Im Falle des kontenbasierten E-Geldes bedeutet das de facto, dass nur Gelder, die in einem geschlossenen Kontenkreislauf (in dem Zahler und Zahlungsempfänger eine vertragliche Beziehung zum Emittenten haben) als Zahlungsmittel genutzt werden können, als E-Geld zu qualifizieren sind. Ein solcher geschlossene Kontenkreislauf, der vom Emittenten verwaltet wird, wäre z.B. im E-Geld-Zahlungssystem PayPal gegeben.

Für die Praxis bedeutet das:

  • E-Geld-Emittenten müssen überprüfen, ob ihre E-Geld-Produkte den E-Geld-Kriterien im Sinne der EBA entsprechen.
  • Zahlungsempfänger müssen E-Geld tatsächlich akzeptieren und nicht nur die daraus resultierenden (Bar-/Giral-)Gelder erhalten.
  • Demnach ist eine vertragliche Vereinbarung zwischen dem E-Geld-Emittenten und dem Zahlungsempfängern notwendig.
  • Vor diesem Hintergrund sollten Verträge und Geschäftsmodelle im Lichte der EBA-Auffassung zur Definition von E-Geld überprüft werden.

Fazit und Ausblick

Die Klarstellung der EBA bringt wichtige Implikationen für die Praxis mit sich. Insbesondere die vertragliche Einbindung von Zahlungsempfängern wird noch stärker in den Fokus rücken. Daher sollten Unternehmen ihre (E-Geld-)Produkte im Lichte der EBA-Auffassung rechtlich neu bewerten.

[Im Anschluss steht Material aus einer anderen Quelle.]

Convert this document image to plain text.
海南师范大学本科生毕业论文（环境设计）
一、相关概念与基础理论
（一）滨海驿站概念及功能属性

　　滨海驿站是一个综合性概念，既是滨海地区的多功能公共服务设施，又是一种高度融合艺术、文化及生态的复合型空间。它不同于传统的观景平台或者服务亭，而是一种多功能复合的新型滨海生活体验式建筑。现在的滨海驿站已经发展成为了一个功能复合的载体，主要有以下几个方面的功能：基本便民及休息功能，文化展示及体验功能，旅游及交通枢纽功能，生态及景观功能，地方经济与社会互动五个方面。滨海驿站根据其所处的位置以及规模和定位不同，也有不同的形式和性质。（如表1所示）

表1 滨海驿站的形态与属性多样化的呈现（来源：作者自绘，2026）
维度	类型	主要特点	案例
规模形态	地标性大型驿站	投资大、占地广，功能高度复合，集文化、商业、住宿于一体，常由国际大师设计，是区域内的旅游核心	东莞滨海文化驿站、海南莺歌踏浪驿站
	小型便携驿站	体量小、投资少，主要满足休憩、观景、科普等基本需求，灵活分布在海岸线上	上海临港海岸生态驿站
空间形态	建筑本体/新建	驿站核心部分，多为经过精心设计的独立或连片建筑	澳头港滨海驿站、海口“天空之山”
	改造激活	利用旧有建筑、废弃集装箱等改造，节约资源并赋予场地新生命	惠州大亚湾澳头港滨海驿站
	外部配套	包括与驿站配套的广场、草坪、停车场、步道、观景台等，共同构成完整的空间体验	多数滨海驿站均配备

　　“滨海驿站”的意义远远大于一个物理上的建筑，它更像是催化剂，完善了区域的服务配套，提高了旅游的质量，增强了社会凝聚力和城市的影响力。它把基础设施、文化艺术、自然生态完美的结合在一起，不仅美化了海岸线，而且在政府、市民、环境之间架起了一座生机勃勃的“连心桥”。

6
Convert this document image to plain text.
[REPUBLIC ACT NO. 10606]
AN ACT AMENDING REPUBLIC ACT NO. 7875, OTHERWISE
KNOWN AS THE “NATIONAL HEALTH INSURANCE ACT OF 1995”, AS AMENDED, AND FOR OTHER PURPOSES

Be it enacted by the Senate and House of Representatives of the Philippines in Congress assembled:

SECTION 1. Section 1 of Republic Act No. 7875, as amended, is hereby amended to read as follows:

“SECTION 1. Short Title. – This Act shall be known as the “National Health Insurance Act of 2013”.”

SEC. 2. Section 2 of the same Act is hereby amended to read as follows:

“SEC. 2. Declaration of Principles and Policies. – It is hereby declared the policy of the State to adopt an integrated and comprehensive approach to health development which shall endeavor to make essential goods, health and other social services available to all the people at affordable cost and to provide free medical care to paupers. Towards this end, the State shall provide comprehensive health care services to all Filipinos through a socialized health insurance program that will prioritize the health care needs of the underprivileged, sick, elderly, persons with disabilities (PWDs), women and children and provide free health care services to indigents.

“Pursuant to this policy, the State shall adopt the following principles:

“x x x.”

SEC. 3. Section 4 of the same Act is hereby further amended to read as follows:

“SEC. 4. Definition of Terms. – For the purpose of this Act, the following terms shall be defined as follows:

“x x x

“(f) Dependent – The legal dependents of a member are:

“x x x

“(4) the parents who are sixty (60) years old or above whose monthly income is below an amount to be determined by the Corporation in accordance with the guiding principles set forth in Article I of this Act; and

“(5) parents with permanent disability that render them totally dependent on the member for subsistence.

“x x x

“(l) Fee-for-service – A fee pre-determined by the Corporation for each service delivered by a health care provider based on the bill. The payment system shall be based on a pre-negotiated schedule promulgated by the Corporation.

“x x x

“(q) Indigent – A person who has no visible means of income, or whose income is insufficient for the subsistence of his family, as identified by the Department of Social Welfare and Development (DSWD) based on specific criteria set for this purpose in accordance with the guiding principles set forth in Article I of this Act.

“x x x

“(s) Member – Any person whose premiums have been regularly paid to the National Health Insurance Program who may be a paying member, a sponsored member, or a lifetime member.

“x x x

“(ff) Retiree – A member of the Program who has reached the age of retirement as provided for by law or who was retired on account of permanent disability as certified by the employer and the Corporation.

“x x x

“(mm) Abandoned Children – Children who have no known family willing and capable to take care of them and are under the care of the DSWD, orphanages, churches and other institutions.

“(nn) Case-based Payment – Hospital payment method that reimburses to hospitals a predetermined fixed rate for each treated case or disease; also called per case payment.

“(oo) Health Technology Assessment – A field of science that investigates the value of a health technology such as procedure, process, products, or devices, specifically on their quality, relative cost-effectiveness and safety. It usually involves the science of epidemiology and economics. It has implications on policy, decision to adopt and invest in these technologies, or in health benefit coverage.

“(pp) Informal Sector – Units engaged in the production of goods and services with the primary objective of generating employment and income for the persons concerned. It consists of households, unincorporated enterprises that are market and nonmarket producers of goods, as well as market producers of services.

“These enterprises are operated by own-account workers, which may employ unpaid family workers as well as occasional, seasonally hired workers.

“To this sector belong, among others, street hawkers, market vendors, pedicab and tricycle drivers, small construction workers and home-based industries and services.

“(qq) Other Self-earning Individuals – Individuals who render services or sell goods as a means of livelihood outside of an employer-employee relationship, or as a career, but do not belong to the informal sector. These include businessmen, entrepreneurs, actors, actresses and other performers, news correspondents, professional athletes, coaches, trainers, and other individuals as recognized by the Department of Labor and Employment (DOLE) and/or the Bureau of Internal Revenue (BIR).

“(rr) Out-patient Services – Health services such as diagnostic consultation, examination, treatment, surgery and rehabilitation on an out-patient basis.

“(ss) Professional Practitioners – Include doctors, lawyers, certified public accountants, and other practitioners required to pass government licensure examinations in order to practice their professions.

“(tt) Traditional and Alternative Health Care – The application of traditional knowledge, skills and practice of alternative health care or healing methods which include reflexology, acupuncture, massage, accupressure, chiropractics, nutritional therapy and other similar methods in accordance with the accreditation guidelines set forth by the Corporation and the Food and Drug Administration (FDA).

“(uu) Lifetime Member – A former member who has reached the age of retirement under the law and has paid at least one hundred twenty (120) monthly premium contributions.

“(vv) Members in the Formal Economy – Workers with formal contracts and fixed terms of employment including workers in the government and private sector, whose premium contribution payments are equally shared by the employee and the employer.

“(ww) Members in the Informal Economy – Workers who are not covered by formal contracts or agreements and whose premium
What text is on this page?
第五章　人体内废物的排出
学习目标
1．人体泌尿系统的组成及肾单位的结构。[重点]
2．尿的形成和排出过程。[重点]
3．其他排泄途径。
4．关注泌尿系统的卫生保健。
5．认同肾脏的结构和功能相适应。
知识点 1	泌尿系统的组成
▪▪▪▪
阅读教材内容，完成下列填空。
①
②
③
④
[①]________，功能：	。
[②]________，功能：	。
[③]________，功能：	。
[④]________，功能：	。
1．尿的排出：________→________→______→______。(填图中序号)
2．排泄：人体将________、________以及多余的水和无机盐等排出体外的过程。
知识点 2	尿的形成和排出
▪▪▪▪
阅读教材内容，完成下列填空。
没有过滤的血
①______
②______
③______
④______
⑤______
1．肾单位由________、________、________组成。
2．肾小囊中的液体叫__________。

Zugleich wirft die EBA-Auffassung zur E-Geld-Definition neue (Folge-)Fragen auf. Wenn bestimmte Produkte nicht mehr als E-Geld angesehen werden, stellt sich die Frage, was dies für den Vertrieb dieser Produkte (v.a. via E-Geld-Agenten) gerade mit Blick auf die geldwäscherechtlichen Pflichten bedeutet?

Die bevorstehenden regulatorischen Entwicklungen im Rahmen der PSD3 und der PSR lassen u.E. keinen Zweifel daran, dass die Definition von E-Geld (aufsichts-)rechtlich neu gedacht werden wird. Die aktuelle Diskussion, insbesondere der Vorschlag der litauischen Regierung im Europäischen Rat sowie die Auffassung der EBA, verdeutlichen den Handlungsbedarf für den EU-Gesetzgeber. Dies markiert den Beginn eines neuen Kapitels in der Geschichte des E-Geldes und wird erhebliche Auswirkungen in der Praxis haben.

 

[1] Siehe ECB Payment Statistics (abrufbar unter https://data.ecb.europa.eu/methodology/payment-services-large-value-payment-systems-and-retail-payment-systems) und PaySys Consultancy Berechnungen.

[2] Marktanalyse durch PaySys Consultancy.